Тем временем Перси Блайт еще курила во дворе замка, уперев руку в бедро и озирая леса, и холодок сомнения зашевелился в животе Мередит. Она считала, что ее с радостью оставят в замке, но вдруг она ошибалась? Вдруг близнецов так шокирует ее неповиновение, что они откажутся присматривать за ней впредь? Вдруг следование собственным прихотям завело ее в ужасную беду? Когда Перси Блайт докурила и повернулась к замку, Мередит внезапно испытала невыносимое одиночество.

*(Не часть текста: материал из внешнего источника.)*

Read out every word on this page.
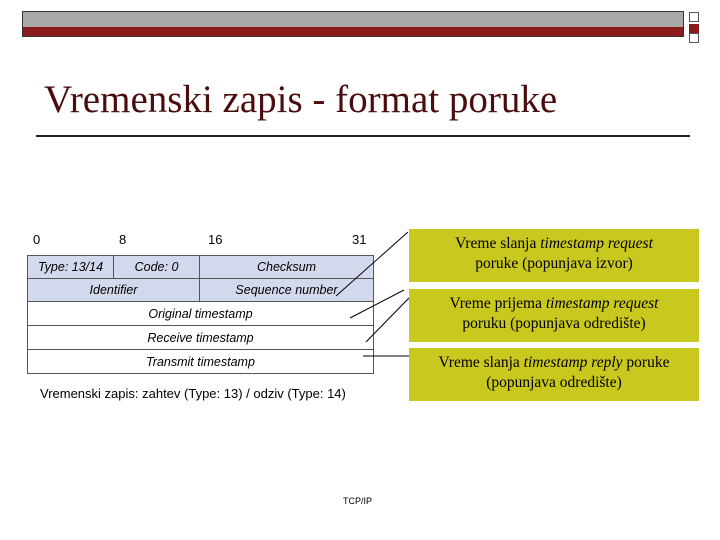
Vremenski zapis - format poruke
0	8	16	31
Type: 13/14	Code: 0	Checksum
Identifier	Sequence number
Original timestamp
Receive timestamp
Transmit timestamp
Vremenski zapis: zahtev (Type: 13) / odziv (Type: 14)
Vreme slanja timestamp request
poruke (popunjava izvor)
Vreme prijema timestamp request
poruku (popunjava odredište)
Vreme slanja timestamp reply poruke (popunjava odredište)
TCP/IP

Движение привлекло ее внимание к крыше замка, и сердце завертелось огненным колесом. На крышу карабкался кто-то в белом летнем платье. Юнипер. Наконец-то закончила! Вернулась во внешний мир. Пока Мередит наблюдала, девушка добралась до ровного края и села, свесив длинные ноги. Мередит было известно, что сейчас она закурит, откинувшись на спину и глядя в небо.
Но она не закурила. Вместо этого она резко застыла и уставилась на лес. Мередит крепко держалась за ветку; возбуждение вырвалось странным смешком, который застрял в горле. Словно Юнипер услышала ее, словно старшая подруга ощутила ее присутствие. Мередит знала, что если кто и способен на подобное, так это Юнипер.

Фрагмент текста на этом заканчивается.